Re: Regression causes a hang on boot with a Comtrol PCI card

2019-03-21 Thread Bjorn Helgaas
On Thu, Mar 14, 2019 at 03:57:07PM -0500, Jesse Hathaway wrote:
> > > 1302fcf0d03e (refs/bisect/bad) PCI: Configure *all* devices, not just
> > > hot-added ones
> > > 1c3c5eab1715 sched/core: Enable might_sleep() and smp_processor_id()
> > > checks early
> >
> > How did you narrow it down to *two* commits, and do you have to revert
> > both of them to avoid the hang?  Usually a bisection identifies a
> > single commit, and the two you mention aren't related.
> 
> Sorry I should have been more verbose in what the bisection process was, I
> found the problem after attempting to upgrade from linux v3.16 to v4.9. When
> v4.9 hung I tried the latest kernel, v5.0, which also hanged.
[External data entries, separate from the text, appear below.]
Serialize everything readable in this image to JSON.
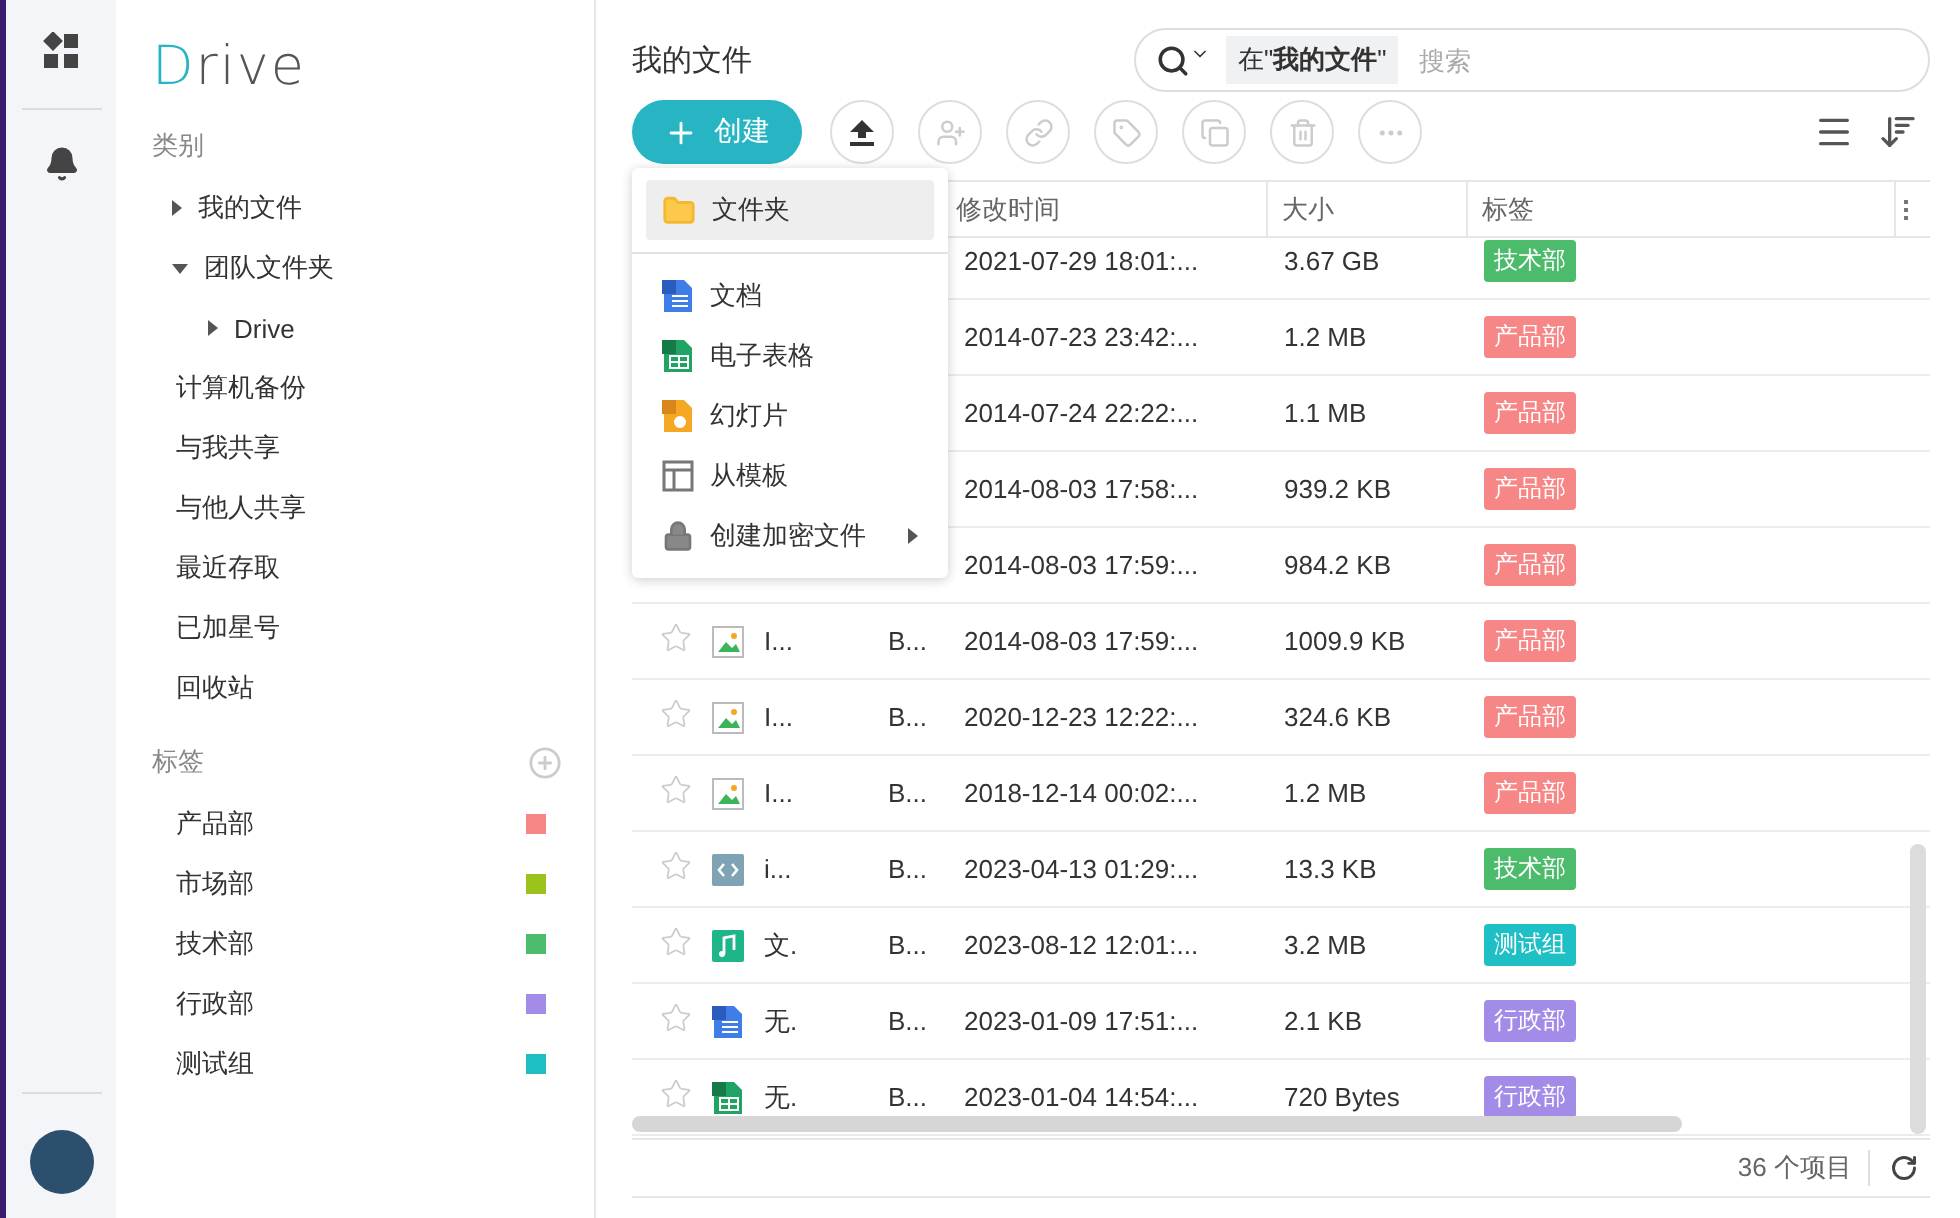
{
  "logo": "Drive",
  "sidebar": {
    "categories_title": "类别",
    "categories": [
      {
        "label": "我的文件",
        "kind": "folder",
        "expanded": false
      },
      {
        "label": "团队文件夹",
        "kind": "folder",
        "expanded": true,
        "children": [
          {
            "label": "Drive",
            "kind": "folder",
            "expanded": false
          }
        ]
      },
      {
        "label": "计算机备份",
        "kind": "link"
      },
      {
        "label": "与我共享",
        "kind": "link"
      },
      {
        "label": "与他人共享",
        "kind": "link"
      },
      {
        "label": "最近存取",
        "kind": "link"
      },
      {
        "label": "已加星号",
        "kind": "link"
      },
      {
        "label": "回收站",
        "kind": "link"
      }
    ],
    "tags_title": "标签",
    "tags": [
      {
        "label": "产品部",
        "color": "#f78787"
      },
      {
        "label": "市场部",
        "color": "#9bc31c"
      },
      {
        "label": "技术部",
        "color": "#4cbb6c"
      },
      {
        "label": "行政部",
        "color": "#a38ce8"
      },
      {
        "label": "测试组",
        "color": "#1fbfc6"
      }
    ]
  },
  "page_title": "我的文件",
  "search": {
    "scope": "在\"**我的文件**\"",
    "placeholder": "搜索"
  },
  "create_button": "创建",
  "create_menu": [
    {
      "label": "文件夹",
      "kind": "folder",
      "selected": true,
      "submenu": false
    },
    {
      "label": "文档",
      "kind": "doc",
      "selected": false,
      "submenu": false
    },
    {
      "label": "电子表格",
      "kind": "sheet",
      "selected": false,
      "submenu": false
    },
    {
      "label": "幻灯片",
      "kind": "slide",
      "selected": false,
      "submenu": false
    },
    {
      "label": "从模板",
      "kind": "template",
      "selected": false,
      "submenu": false
    },
    {
      "label": "创建加密文件",
      "kind": "lock",
      "selected": false,
      "submenu": true
    }
  ],
  "table": {
    "columns": [
      "修改时间",
      "大小",
      "标签"
    ],
    "rows": [
      {
        "modified": "2021-07-29 18:01:...",
        "size": "3.67 GB",
        "tag": {
          "label": "技术部",
          "color": "#4cbb6c"
        }
      },
      {
        "modified": "2014-07-23 23:42:...",
        "size": "1.2 MB",
        "tag": {
          "label": "产品部",
          "color": "#f78787"
        }
      },
      {
        "modified": "2014-07-24 22:22:...",
        "size": "1.1 MB",
        "tag": {
          "label": "产品部",
          "color": "#f78787"
        }
      },
      {
        "modified": "2014-08-03 17:58:...",
        "size": "939.2 KB",
        "tag": {
          "label": "产品部",
          "color": "#f78787"
        }
      },
      {
        "modified": "2014-08-03 17:59:...",
        "size": "984.2 KB",
        "tag": {
          "label": "产品部",
          "color": "#f78787"
        }
      },
      {
        "starred": false,
        "kind": "image",
        "name": "I...",
        "owner": "B...",
        "modified": "2014-08-03 17:59:...",
        "size": "1009.9 KB",
        "tag": {
          "label": "产品部",
          "color": "#f78787"
        }
      },
      {
        "starred": false,
        "kind": "image",
        "name": "I...",
        "owner": "B...",
        "modified": "2020-12-23 12:22:...",
        "size": "324.6 KB",
        "tag": {
          "label": "产品部",
          "color": "#f78787"
        }
      },
      {
        "starred": false,
        "kind": "image",
        "name": "I...",
        "owner": "B...",
        "modified": "2018-12-14 00:02:...",
        "size": "1.2 MB",
        "tag": {
          "label": "产品部",
          "color": "#f78787"
        }
      },
      {
        "starred": false,
        "kind": "code",
        "name": "i...",
        "owner": "B...",
        "modified": "2023-04-13 01:29:...",
        "size": "13.3 KB",
        "tag": {
          "label": "技术部",
          "color": "#4cbb6c"
        }
      },
      {
        "starred": false,
        "kind": "audio",
        "name": "文.",
        "owner": "B...",
        "modified": "2023-08-12 12:01:...",
        "size": "3.2 MB",
        "tag": {
          "label": "测试组",
          "color": "#1fbfc6"
        }
      },
      {
        "starred": false,
        "kind": "doc",
        "name": "无.",
        "owner": "B...",
        "modified": "2023-01-09 17:51:...",
        "size": "2.1 KB",
        "tag": {
          "label": "行政部",
          "color": "#a38ce8"
        }
      },
      {
        "starred": false,
        "kind": "sheet",
        "name": "无.",
        "owner": "B...",
        "modified": "2023-01-04 14:54:...",
        "size": "720 Bytes",
        "tag": {
          "label": "行政部",
          "color": "#a38ce8"
        }
      }
    ]
  },
  "footer": {
    "count": "36 个项目"
  }
}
I began a git
> bisect, but found there was more than one bad commit. Here is my current
> understanding:
> 
> - [x] v3.18 vanilla, 1302fcf0d03e committed, hangs
> - [x] v3.18 with revert of 1302fcf0d03e, works
> .
> .
> .
> - [x] v4.12 vanilla, hangs
> - [x] v4.12 with revert of 1302fcf0d03e, works
> 
> - [x] v4.13 vanilla, 1c3c5eab1715 committed, hangs
> - [x] v4.13 with revert of 1302fcf0d03e, hangs
> - [x] v4.13 with revert of 1c3c5eab1715, hangs
> - [x] v4.13 with revert of 1302fcf0d03e & 1c3c5eab1715, works
> 
> - [x] v5.0 vanilla, hangs
> - [x] v5.0 with revert of 1302fcf0d03e & 1c3c5eab1715, works

Thanks!  I doubt either of those commits is the real problem, but
they're both related to system_state, so it's conceivable they're both
involved in exposing the problem.

> > Can you collect a complete dmesg log (with a working kernel) and
> > output of "sudo lspci -vvxxx"?  You can open a bug report at
> > https://bugzilla.kernel.org, attach the logs there, and respond here
> > with the URL.
> 
> Bug submitted along with the requested logs,
> https://bugzilla.kernel.org/show_bug.cgi?id=202927

Thanks for that.

> > Where does the hang happen?  Is it when we configure the Comtrol card?
> 
> Hang occurs after PCI is initialized, snippet below, I have included the full
> output in the bug report:
> 
> [   10.561971] pci :81:00.0:   bridge window [mem 0xc800-0xc80f]
> [   10.569661] pci :80:01.0: PCI bridge to [bus 81-82]
> [   10.575594] pci :80:01.0:   bridge window [mem 0xc800-0xc80f]
> [   10.583278] pci :80:03.0: PCI bridge to [bus 83]
> [   10.589008] NET: Registered protocol family 2
> [   10.594254] tcp_listen_portaddr_hash hash table entries: 65536
> (order: 8, 1048576 bytes)
> [   10.603671] TCP established hash table entries: 524288 (order: 10,
> 4194304 bytes)
> [   10.612729] TCP bind hash table entries: 65536 (order: 8, 1048576 bytes)
> [   10.620446] TCP: Hash tables configured (established 524288 bind 65536)
> [   10.628124] UDP hash table entries: 65536 (order: 9, 2097152 bytes)
> [   10.635541] UDP-Lite hash table entries: 65536 (order: 9, 2097152 bytes)
> [   10.643669] NET: Registered protocol family 1

The successful boot continues on with this:

  [   10.675996] pci :00:1a.0: quirk_usb_early_handoff+0x0/0x6a0 took 22519 
usecs
  [   10.684519] pci :03:00.0: [Firmware Bug]: disabling VPD access (can't 
determine size of non-standard VPD for)
  [   10.696404] pci :03:00.0: quirk_blacklist_vpd+0x0/0x30 took 11605 usecs
  [   10.704515] pci :0b:00.0: Video device with shadowed ROM at [mem 
0x000c-0x000d]

So apparently the hang happens while we're running the "final" PCI
fixups.  This happens after all the rest of PCI is initialized.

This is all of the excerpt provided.